Support and recovery
When imapsync hits something weird, you are reading Perl. The community forum is active, the author answers paid-binary customers by email, and Stack Overflow has a decade of answers. Mean time to resolution depends on how comfortable you are with --debug, --debugimap1, and --debugcontent.
BitTitan has 24x7 support, a portal, a partner channel, and named CSMs above certain seat counts. When a migration stalls at 2am you can open a ticket. They have seen most failure modes before and will tell you the root cause in the response.
For one-engineer shops, imapsync's "you own it" model is honest.

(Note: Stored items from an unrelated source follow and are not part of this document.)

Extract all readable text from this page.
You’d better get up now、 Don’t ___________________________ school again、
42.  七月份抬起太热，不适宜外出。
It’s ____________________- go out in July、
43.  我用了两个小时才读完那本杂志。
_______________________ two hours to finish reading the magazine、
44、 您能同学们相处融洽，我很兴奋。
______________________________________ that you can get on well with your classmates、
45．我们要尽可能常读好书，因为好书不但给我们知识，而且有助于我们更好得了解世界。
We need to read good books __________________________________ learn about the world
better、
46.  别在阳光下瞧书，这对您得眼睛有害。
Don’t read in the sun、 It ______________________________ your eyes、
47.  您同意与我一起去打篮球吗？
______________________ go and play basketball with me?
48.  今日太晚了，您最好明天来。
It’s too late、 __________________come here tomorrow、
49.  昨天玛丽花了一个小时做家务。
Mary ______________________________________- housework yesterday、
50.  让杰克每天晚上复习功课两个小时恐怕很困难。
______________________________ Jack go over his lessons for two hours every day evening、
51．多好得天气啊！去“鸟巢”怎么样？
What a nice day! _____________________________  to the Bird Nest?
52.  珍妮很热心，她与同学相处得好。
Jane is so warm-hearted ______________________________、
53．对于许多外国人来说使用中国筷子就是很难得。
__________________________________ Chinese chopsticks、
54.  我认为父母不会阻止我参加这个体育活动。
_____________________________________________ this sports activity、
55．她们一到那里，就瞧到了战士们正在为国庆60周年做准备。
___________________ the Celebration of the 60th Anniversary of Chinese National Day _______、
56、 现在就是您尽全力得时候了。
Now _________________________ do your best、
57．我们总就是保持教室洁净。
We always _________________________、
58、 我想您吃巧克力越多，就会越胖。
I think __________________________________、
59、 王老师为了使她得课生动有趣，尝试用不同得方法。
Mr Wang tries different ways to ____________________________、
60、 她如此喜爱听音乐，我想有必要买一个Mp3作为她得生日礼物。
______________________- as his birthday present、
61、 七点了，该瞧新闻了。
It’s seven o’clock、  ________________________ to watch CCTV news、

For 24x7 MSPs running ten migrations at once across timezones, BitTitan's support model is what justifies the price.
When imapsync wins
Pick imapsync when:
- The migration is under 100 mailboxes and one engineer owns it end to end.
- Both source and destination are IMAP-native (cPanel, generic hosting, Zimbra, Dovecot, Courier).
- You need fine-grained folder rewriting, regex-based filtering, or message-level exclusion rules.
- The budget cannot stretch to per-mailbox licensing.
- You are happy reading Perl when something breaks.
If imapsync is on your shortlist, the imapsync head-to-head with Mailbox Taxi covers the desktop-tool alternative.
When BitTitan wins
Pick BitTitan MigrationWiz when:
- The migration involves Microsoft 365 or Google Workspace and you want API-level fidelity, not just IMAP.
- Mailbox count is above 500 or the project crosses multiple waves and weekends.
- The buyer asked for "a dashboard" or "reporting" by name.
- You need calendars, contacts, archives, or shared-mailbox permissions to migrate alongside mail.
- An auditor will look at the project after it ends.
The Mailbox Taxi vs BitTitan comparison covers the desktop alternative if you want BitTitan-like fidelity without per-mailbox licensing.
Where Mailbox Taxi fits
Both tools have known gaps. imapsync demands CLI fluency and DIY orchestration. BitTitan demands per-mailbox spend even for small jobs. Mailbox Taxi is the desktop-first option that sits between them: runs locally on Windows, macOS, and Linux, talks IMAP to all major providers including Gmail and Microsoft 365 with OAuth2 built in, gives you a per-mailbox progress view without a SaaS console, and does not charge per seat. It is in waitlist phase right now.
Don't pick on price alone
The cheapest tool that fails halfway through a 200-mailbox migration costs more than the expensive tool that finishes cleanly. Factor in your weekend rate, the cutover window, and the cost of explaining to leadership why mail is down on Monday. Cheap is rarely the right metric.
Decision checklist
Answer these before you buy or compile anything:
- How many mailboxes? Under 100, over 500, or somewhere in between?
- What protocols on each side? IMAP-only, M365, Workspace, or mixed?
- Calendars and contacts in scope, or mail only?
- Who runs it, and what is their hourly rate?
- Does anyone need a dashboard, or is a log file enough?
- Is there an audit at the end?
- What is the cutover window, and what is the rollback plan?
Score each tool against those seven, not against a feature list pulled from a vendor page.